Newsru.com reported on April 24 that the documentary “Plan ‘Kavkaz'” also alleged that one of Turkey’s largest construction companies, ENKA, financed the Chechen rebels in the 1990s. According to the website, the film featured parts of an interview with Sultan Kekhursaev, a current resident of Istanbul who described himself as a former “brigadier general of the army of Dzhokhar Dudaev.” Kekhursaev claimed that large Turkish companies working in Russia, including ENKA, financed the Chechen rebels’ seizure of Grozny in 1996 and provided the rebels with medical supplies and “anti-aircraft means.”

ENKA issued a statement on April 23 categorically denying the claims made about the company in the documentary. Turkey’s embassy in Moscow issued a statement on April 24 calling the claims made about Turkey in the documentary “baseless.”

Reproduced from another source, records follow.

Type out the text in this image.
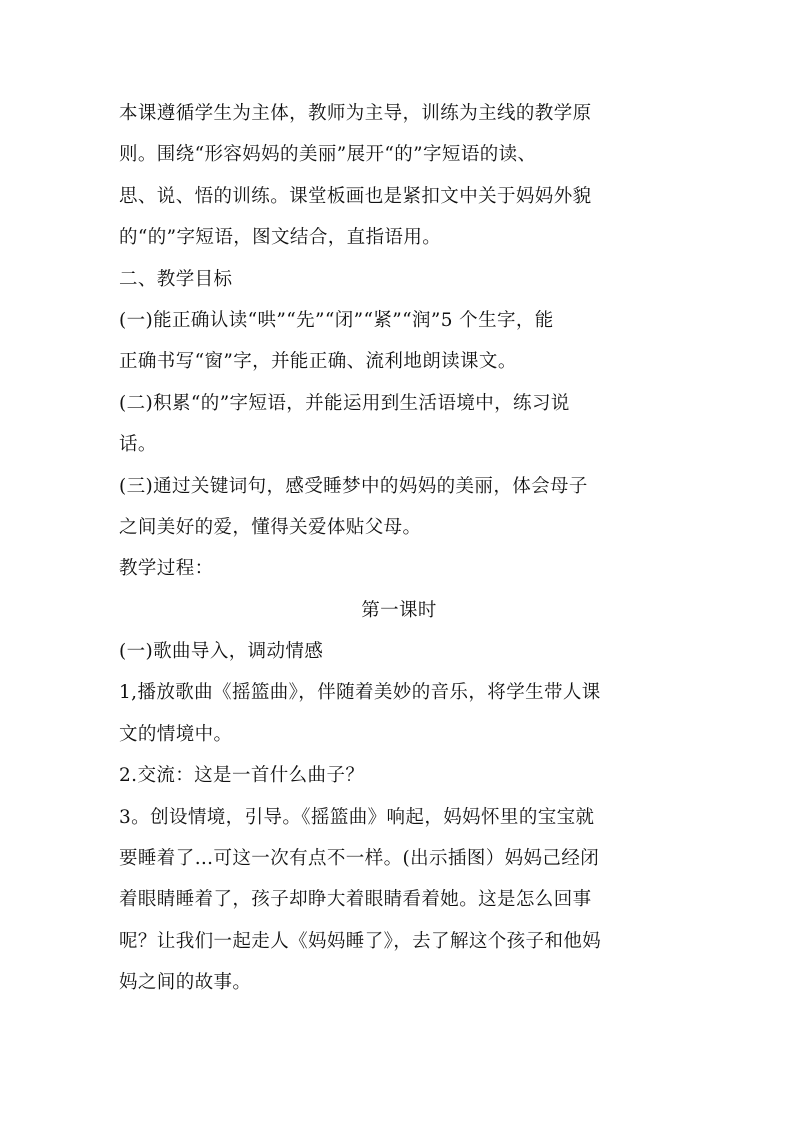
本课遵循学生为主体，教师为主导，训练为主线的教学原
则。围绕“形容妈妈的美丽”展开“的”字短语的读、
思、说、悟的训练。课堂板画也是紧扣文中关于妈妈外貌
的“的”字短语，图文结合，直指语用。
二、教学目标
(一)能正确认读“哄”“先”“闭”“紧”“润”5 个生字，能
正确书写“窗”字，并能正确、流利地朗读课文。
(二)积累“的”字短语，并能运用到生活语境中，练习说
话。
(三)通过关键词句，感受睡梦中的妈妈的美丽，体会母子
之间美好的爱，懂得关爱体贴父母。
教学过程：
第一课时
(一)歌曲导入，调动情感
1,播放歌曲《摇篮曲》，伴随着美妙的音乐，将学生带人课
文的情境中。
2.交流：这是一首什么曲子？
3。创设情境，引导。《摇篮曲》响起，妈妈怀里的宝宝就
要睡着了…可这一次有点不一样。(出示插图）妈妈己经闭
着眼睛睡着了，孩子却睁大着眼睛看着她。这是怎么回事
呢？让我们一起走人《妈妈睡了》，去了解这个孩子和他妈
妈之间的故事。
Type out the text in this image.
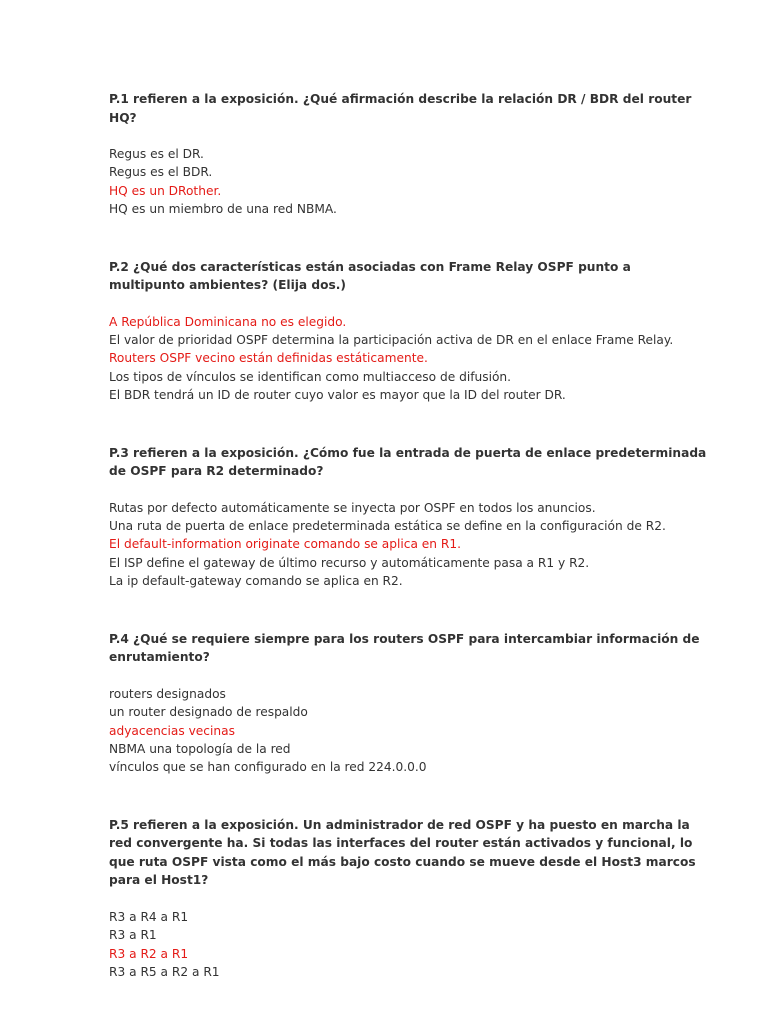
P.1 refieren a la exposición. ¿Qué afirmación describe la relación DR / BDR del router HQ?

Regus es el DR.
Regus es el BDR.
HQ es un DRother.
HQ es un miembro de una red NBMA.

P.2 ¿Qué dos características están asociadas con Frame Relay OSPF punto a multipunto ambientes? (Elija dos.)

A República Dominicana no es elegido.
El valor de prioridad OSPF determina la participación activa de DR en el enlace Frame Relay.
Routers OSPF vecino están definidas estáticamente.
Los tipos de vínculos se identifican como multiacceso de difusión.
El BDR tendrá un ID de router cuyo valor es mayor que la ID del router DR.

P.3 refieren a la exposición. ¿Cómo fue la entrada de puerta de enlace predeterminada de OSPF para R2 determinado?

Rutas por defecto automáticamente se inyecta por OSPF en todos los anuncios.
Una ruta de puerta de enlace predeterminada estática se define en la configuración de R2.
El default-information originate comando se aplica en R1.
El ISP define el gateway de último recurso y automáticamente pasa a R1 y R2.
La ip default-gateway comando se aplica en R2.

P.4 ¿Qué se requiere siempre para los routers OSPF para intercambiar información de enrutamiento?

routers designados
un router designado de respaldo
adyacencias vecinas
NBMA una topología de la red
vínculos que se han configurado en la red 224.0.0.0

P.5 refieren a la exposición. Un administrador de red OSPF y ha puesto en marcha la red convergente ha. Si todas las interfaces del router están activados y funcional, lo que ruta OSPF vista como el más bajo costo cuando se mueve desde el Host3 marcos para el Host1?

R3 a R4 a R1
R3 a R1
R3 a R2 a R1
R3 a R5 a R2 a R1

Vernitsky’s documentary follows comments made by Federal Security Service (FSB) Director Nikolai Patrushev earlier this month accusing unnamed foreign non-governmental organizations of helping international terrorists recruit members in Russia. Patrushev, who chairs that National Anti-Terrorist Committee, told a meeting of the committee on April 8 that in the Southern Federal District, which includes the North Caucasus, “the bandits and their accomplices are making efforts to indoctrinate youth and replenish their ranks” and that “emissaries of foreign terrorist and religious-extremist organizations” are trying to recruit members in other parts of Russia. “Individual foreign non-governmental organizations are providing them with a considerable degree of support,” Patrushev said.